No existe redundancia
de un tema cuando sus autores están en una continua búsqueda de planteamientos.
En seguimiento a esta iniciativa, en una película como La noche larga de Francisco Sanctis (2016) vemos, por ejemplo, una
visión renovada sobre el estado de tensión en tiempos de la dictadura argentina.
Caso en Chile, una película como Aquí noha pasado nada (2016) da lección de historia a propósito de las
negligencias de la actualidad. Ni una parece una repetición de la larga lista
de películas que se resolvieron en sus países correspondientes, a consecuencia
de los temas que exploran. La última
tarde (2016) está a la línea de esa renovación. En la última película de
Joel Calero no cabe la acuñación de “otra película más sobre el terrorismo”, pues hay un concepto que hasta el momento
no se había empadronado a esta temática. La historia sobre el reencuentro de
dos ex militantes desconcierta especialmente al verse inmersa dentro de un
drama romántico de tintes nostálgicos. Para los que desconocíamos inicialmente
de cualquier detalle que nos aproximara a la sinopsis de la película, este
filme parecía perfilarse a una esencia del director Richard Linklater. Luego de
verla, este prejuicio suena descabellado.
La última tarde tiene una dialéctica bipolar que además de suscitar
inquietud complementa los ideales, tanto pretéritos como actuales, de sus
protagonistas. Laura (Katherina D’onofrio) y Ramón (Lucho Cáceres) vuelven a
verse luego de muchos años. La respuesta o aproximación al porqué de esa
“huida” de la mujer en un pasado, es el vaivén y el despertar de sentimientos e
ideologías. De ahí esa “bipolaridad” de la película de Calero, en donde por
momentos somos testigos de una radiografía social en cuanto a las posturas y
debates sobre una sociedad que ha sobrevivido y otra que aparentemente ha
fracasado, y, en paralelo, somos también testigos de un amor obstruido. El
dolor, la resignación y la memoria se despiertan en ambos casos. La presencia
de Ramón, ¿es acaso una demanda por el abandono a una causa o a un romance?

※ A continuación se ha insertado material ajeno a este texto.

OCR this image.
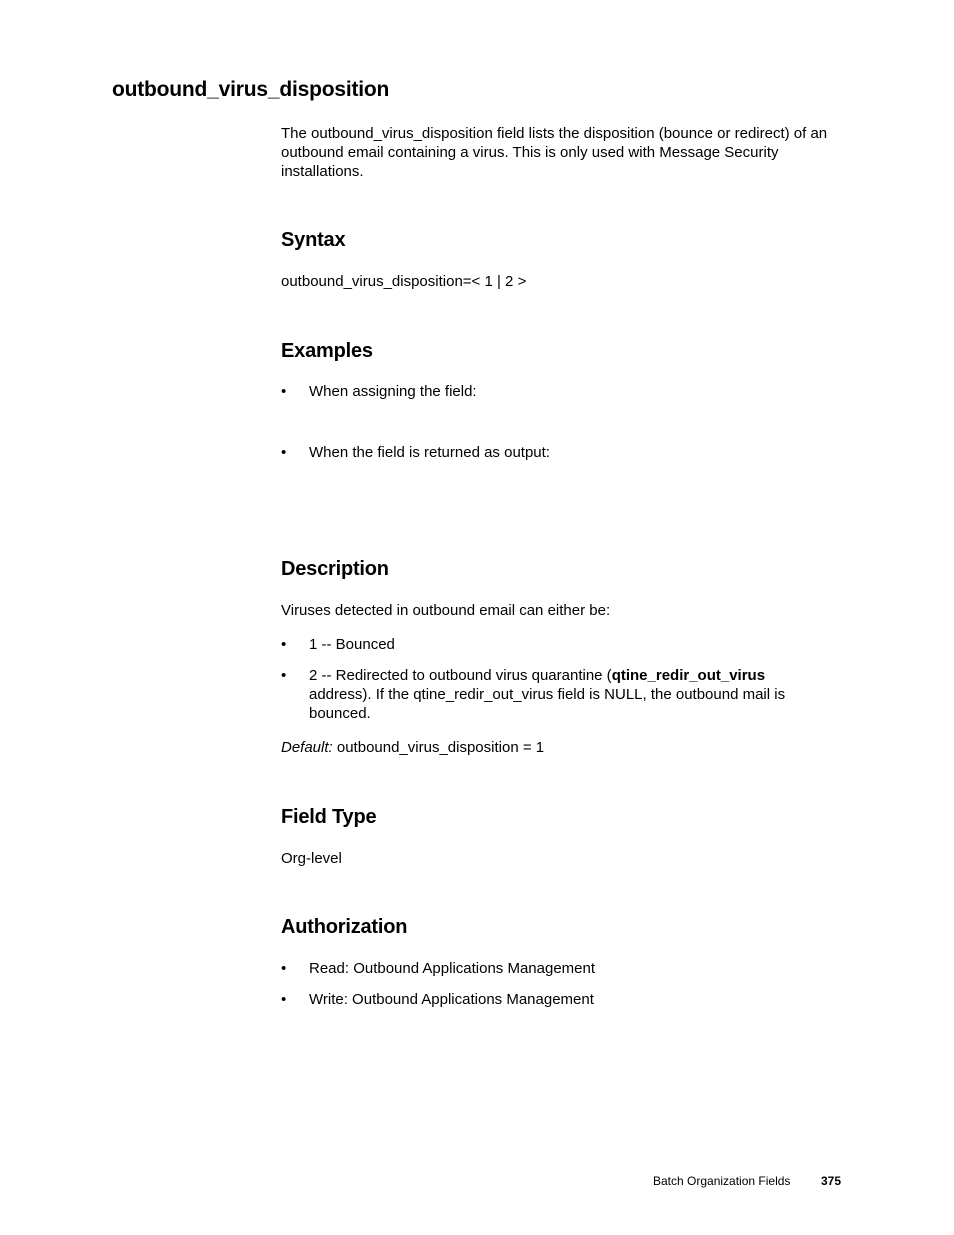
outbound_virus_disposition

The outbound_virus_disposition field lists the disposition (bounce or redirect) of an outbound email containing a virus. This is only used with Message Security installations.

Syntax

outbound_virus_disposition=< 1 | 2 >

Examples
• When assigning the field:
• When the field is returned as output:
Description

Viruses detected in outbound email can either be:

• 1 -- Bounced
• 2 -- Redirected to outbound virus quarantine (qtine_redir_out_virus address). If the qtine_redir_out_virus field is NULL, the outbound mail is bounced.

Default: outbound_virus_disposition = 1

Field Type

Org-level

Authorization
• Read: Outbound Applications Management
• Write: Outbound Applications Management
Batch Organization Fields	375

Definitivamente, son ambos. El personaje de Cáceres durante todo el camino se
reserva muchos conflictos. En tanto, el personaje de D’onofrio ignora o esquiva.

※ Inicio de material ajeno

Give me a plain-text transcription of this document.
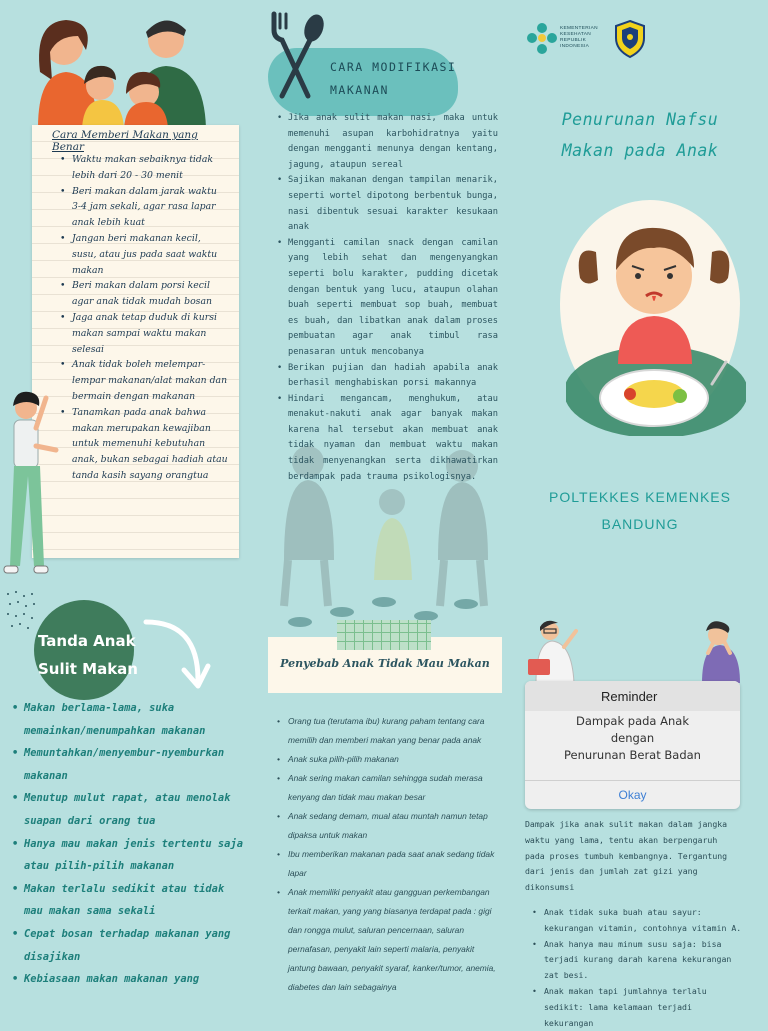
Cara Memberi Makan yang Benar
• Waktu makan sebaiknya tidak lebih dari 20 - 30 menit
• Beri makan dalam jarak waktu 3-4 jam sekali, agar rasa lapar anak lebih kuat
• Jangan beri makanan kecil, susu, atau jus pada saat waktu makan
• Beri makan dalam porsi kecil agar anak tidak mudah bosan
• Jaga anak tetap duduk di kursi makan sampai waktu makan selesai
• Anak tidak boleh melempar-lempar makanan/alat makan dan bermain dengan makanan
• Tanamkan pada anak bahwa makan merupakan kewajiban untuk memenuhi kebutuhan anak, bukan sebagai hadiah atau tanda kasih sayang orangtua
Tanda Anak
Sulit Makan
• Makan berlama-lama, suka memainkan/menumpahkan makanan
• Memuntahkan/menyembur-nyemburkan makanan
• Menutup mulut rapat, atau menolak suapan dari orang tua
• Hanya mau makan jenis tertentu saja atau pilih-pilih makanan
• Makan terlalu sedikit atau tidak mau makan sama sekali
• Cepat bosan terhadap makanan yang disajikan
• Kebiasaan makan makanan yang
CARA MODIFIKASI
MAKANAN
• Jika anak sulit makan nasi, maka untuk memenuhi asupan karbohidratnya yaitu dengan mengganti menunya dengan kentang, jagung, ataupun sereal
• Sajikan makanan dengan tampilan menarik, seperti wortel dipotong berbentuk bunga, nasi dibentuk sesuai karakter kesukaan anak
• Mengganti camilan snack dengan camilan yang lebih sehat dan mengenyangkan seperti bolu karakter, pudding dicetak dengan bentuk yang lucu, ataupun olahan buah seperti membuat sop buah, membuat es buah, dan libatkan anak dalam proses pembuatan agar anak timbul rasa penasaran untuk mencobanya
• Berikan pujian dan hadiah apabila anak berhasil menghabiskan porsi makannya
• Hindari mengancam, menghukum, atau menakut-nakuti anak agar banyak makan karena hal tersebut akan membuat anak tidak nyaman dan membuat waktu makan tidak menyenangkan serta dikhawatirkan berdampak pada trauma psikologisnya.
Penyebab Anak Tidak Mau Makan
• Orang tua (terutama ibu) kurang paham tentang cara memilih dan memberi makan yang benar pada anak
• Anak suka pilih-pilih makanan
• Anak sering makan camilan sehingga sudah merasa kenyang dan tidak mau makan besar
• Anak sedang demam, mual atau muntah namun tetap dipaksa untuk makan
• Ibu memberikan makanan pada saat anak sedang tidak lapar
• Anak memiliki penyakit atau gangguan perkembangan terkait makan, yang yang biasanya terdapat pada : gigi dan rongga mulut, saluran pencernaan, saluran pernafasan, penyakit lain seperti malaria, penyakit jantung bawaan, penyakit syaraf, kanker/tumor, anemia, diabetes dan lain sebagainya
KEMENTERIAN
KESEHATAN
REPUBLIK
INDONESIA
Penurunan Nafsu
Makan pada Anak
POLTEKKES KEMENKES
BANDUNG
Reminder
Dampak pada Anak
dengan
Penurunan Berat Badan
Okay
Dampak jika anak sulit makan dalam jangka waktu yang lama, tentu akan berpengaruh pada proses tumbuh kembangnya. Tergantung dari jenis dan jumlah zat gizi yang dikonsumsi
• Anak tidak suka buah atau sayur: kekurangan vitamin, contohnya vitamin A.
• Anak hanya mau minum susu saja: bisa terjadi kurang darah karena kekurangan zat besi.
• Anak makan tapi jumlahnya terlalu sedikit: lama kelamaan terjadi kekurangan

Uno interroga, la otra responde. El primero es activo, la segunda es pasiva. Ramón
no ha asimilado esa etapa (ideológica-romántica); Laura sí.
El filme camina entre
el melodrama (el del pasado o el que posiblemente Ramón aún cobija) y la porfía
ideológica. Sendos casos se van enriqueciendo mediante la remembranza y las
nuevas posturas. Se bosqueja de esta forma una sociedad durante la época del
terrorismo y posterior a esta. Del pasado ya se conoce, el presente es el que
interesa. Es el qué sucedió de los ex agentes del terror. Se hace alusión a lo
digerido, los resentimientos, la autocrítica, lo que no ha cambiado y lo que
sí. La última tarde es significativa
al tomar al “enemigo” como protagonista de testimonios que salen de un incógnito,
oralidad que sin dudas no trascendería de igual forma dentro de un ambiente
judicial, pero sí dentro de un ambiente íntimo o romántico (lo que por cierto
humaniza a ese posible adversario social). El espacio del recorrido de la
pareja toma un simbolismo expresivo. A la luz del día, al expendio de otros
ciudadanos, visitando en una secuencia el distrito miraflorino (una de las
grandes víctimas del pasado). Está también ese buen tino de expresar dos
perspectivas de ese ex agente ideológico. Esto, además, vuelca al romance a un
sentimiento que acrecienta la melancolía por su situación irreversible e
imposible. Hay más de una “causa” irresuelta, y ésta se llenó con desilusión o estoicismo.
La película de Joel Calero, incluso, finaliza con una escena áspera y deprimente.
Es como si toda marca de romanticismo se hubiese esfumado o reprimido.